Yemen: €95 million in EU humanitarian aid for people threatened by conflict and famine
The European Commission is allocating €95 million in humanitarian support to address the most pressing needs of people in Yemen amid record highs of child malnutrition, an imminent threat of famine and renewed fighting. More than 2 million children as well as over 1 million pregnant women and mothers are expected to suffer from acute malnutrition in 2021, while escalating hostilities are forcing thousands of families to leave their households.

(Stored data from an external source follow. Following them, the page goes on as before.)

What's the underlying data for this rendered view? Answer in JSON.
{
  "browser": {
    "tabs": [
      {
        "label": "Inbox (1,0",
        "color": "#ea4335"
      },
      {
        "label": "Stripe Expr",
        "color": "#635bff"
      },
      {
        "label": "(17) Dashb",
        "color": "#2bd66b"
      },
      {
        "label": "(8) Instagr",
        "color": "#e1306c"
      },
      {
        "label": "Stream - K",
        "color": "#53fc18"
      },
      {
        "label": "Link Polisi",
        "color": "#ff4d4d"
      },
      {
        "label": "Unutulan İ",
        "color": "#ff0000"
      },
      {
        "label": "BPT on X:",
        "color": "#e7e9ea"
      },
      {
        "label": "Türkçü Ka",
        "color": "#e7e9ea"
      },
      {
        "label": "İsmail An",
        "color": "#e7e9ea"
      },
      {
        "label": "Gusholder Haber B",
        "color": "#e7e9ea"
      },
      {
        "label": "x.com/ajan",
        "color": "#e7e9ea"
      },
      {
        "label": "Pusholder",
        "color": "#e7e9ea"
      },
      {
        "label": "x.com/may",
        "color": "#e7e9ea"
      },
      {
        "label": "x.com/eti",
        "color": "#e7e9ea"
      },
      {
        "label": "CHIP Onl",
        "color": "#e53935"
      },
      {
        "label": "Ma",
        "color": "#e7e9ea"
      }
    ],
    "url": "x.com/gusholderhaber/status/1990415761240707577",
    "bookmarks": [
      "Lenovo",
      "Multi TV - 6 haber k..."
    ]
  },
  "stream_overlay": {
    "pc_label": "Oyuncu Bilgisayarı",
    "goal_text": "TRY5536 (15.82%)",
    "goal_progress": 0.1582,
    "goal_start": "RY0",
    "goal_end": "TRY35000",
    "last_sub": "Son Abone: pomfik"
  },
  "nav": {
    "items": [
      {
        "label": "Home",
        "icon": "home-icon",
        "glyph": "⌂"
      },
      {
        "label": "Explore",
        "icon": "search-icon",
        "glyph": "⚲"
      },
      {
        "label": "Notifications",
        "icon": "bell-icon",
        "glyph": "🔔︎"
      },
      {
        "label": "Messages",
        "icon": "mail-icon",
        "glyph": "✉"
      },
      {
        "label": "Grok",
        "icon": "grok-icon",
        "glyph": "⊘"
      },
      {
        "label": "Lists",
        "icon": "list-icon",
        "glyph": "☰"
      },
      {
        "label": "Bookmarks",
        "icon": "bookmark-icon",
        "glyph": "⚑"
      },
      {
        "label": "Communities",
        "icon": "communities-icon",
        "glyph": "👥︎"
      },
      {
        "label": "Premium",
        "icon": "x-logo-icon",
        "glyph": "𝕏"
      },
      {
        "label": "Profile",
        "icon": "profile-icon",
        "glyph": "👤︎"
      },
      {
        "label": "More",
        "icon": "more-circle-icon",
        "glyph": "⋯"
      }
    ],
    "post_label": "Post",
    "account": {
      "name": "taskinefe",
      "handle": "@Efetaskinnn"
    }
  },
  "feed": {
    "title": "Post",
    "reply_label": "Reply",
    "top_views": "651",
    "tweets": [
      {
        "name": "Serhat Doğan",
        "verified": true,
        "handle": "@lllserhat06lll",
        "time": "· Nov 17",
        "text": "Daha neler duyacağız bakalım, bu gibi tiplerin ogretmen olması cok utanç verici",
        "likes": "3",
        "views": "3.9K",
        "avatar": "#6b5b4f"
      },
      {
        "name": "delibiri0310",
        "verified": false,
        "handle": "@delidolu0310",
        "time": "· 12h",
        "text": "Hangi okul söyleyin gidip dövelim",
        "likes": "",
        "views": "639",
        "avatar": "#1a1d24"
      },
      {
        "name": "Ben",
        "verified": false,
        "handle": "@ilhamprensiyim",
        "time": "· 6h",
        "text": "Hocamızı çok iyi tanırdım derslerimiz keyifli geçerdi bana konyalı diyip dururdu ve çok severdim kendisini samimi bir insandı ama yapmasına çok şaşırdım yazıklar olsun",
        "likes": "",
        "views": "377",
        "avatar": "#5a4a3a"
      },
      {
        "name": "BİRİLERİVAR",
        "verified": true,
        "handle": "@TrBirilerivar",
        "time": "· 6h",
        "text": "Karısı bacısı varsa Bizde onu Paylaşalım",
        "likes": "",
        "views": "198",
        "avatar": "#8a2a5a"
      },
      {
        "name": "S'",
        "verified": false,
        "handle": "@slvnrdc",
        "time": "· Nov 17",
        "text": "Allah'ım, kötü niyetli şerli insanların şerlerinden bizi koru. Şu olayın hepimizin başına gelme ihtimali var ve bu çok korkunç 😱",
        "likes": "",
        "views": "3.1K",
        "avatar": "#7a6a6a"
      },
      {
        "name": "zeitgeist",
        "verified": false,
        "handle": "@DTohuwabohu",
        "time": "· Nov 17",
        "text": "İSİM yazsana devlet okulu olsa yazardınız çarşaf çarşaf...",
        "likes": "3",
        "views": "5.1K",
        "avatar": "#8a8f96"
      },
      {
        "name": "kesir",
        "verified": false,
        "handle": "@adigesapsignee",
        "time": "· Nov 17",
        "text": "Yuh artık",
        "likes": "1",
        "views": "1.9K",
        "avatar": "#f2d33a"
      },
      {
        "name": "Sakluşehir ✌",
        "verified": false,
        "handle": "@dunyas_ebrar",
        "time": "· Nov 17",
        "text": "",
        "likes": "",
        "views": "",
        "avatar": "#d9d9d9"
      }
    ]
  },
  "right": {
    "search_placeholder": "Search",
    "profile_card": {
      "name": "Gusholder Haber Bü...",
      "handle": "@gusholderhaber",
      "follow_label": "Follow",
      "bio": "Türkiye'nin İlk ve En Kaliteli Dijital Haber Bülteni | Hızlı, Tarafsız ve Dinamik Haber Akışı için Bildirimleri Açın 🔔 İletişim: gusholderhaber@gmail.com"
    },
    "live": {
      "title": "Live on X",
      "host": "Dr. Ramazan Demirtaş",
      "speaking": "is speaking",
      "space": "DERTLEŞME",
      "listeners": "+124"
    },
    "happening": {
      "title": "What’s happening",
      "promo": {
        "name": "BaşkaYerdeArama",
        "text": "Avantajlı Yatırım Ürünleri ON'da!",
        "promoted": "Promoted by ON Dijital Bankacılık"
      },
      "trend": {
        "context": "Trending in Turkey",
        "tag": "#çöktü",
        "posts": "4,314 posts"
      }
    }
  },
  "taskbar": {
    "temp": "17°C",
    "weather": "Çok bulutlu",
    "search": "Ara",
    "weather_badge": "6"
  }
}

The new funding was announced by the Crisis Management Commissioner Janez Lenarčič, at the high-level pledging event for Yemen on 1 March co-hosted by the United Nations, Sweden and Switzerland. Commissioner Lenarčič said: "The EU does not forget the dire situation of people in Yemen who are once again on the brink of famine after bearing the brunt of the world's worst humanitarian crisis. New EU funding will be essential in maintaining life-saving aid for millions of people, exhausted after a disastrous year marked by fighting, COVID-19 and further economic collapse. Parties to the conflict need to facilitate the access of humanitarian organisations to those most in need and avoid further civilian suffering. Now more than ever it is crucial that International Humanitarian Law and unrestricted access to those in need are upheld.”
In 2021, EU humanitarian aid will continue to provide food, nutrition and healthcare, financial assistance, water and sanitation, education and other lifesaving support to the conflict-displaced and those in severe need. The press release is available online.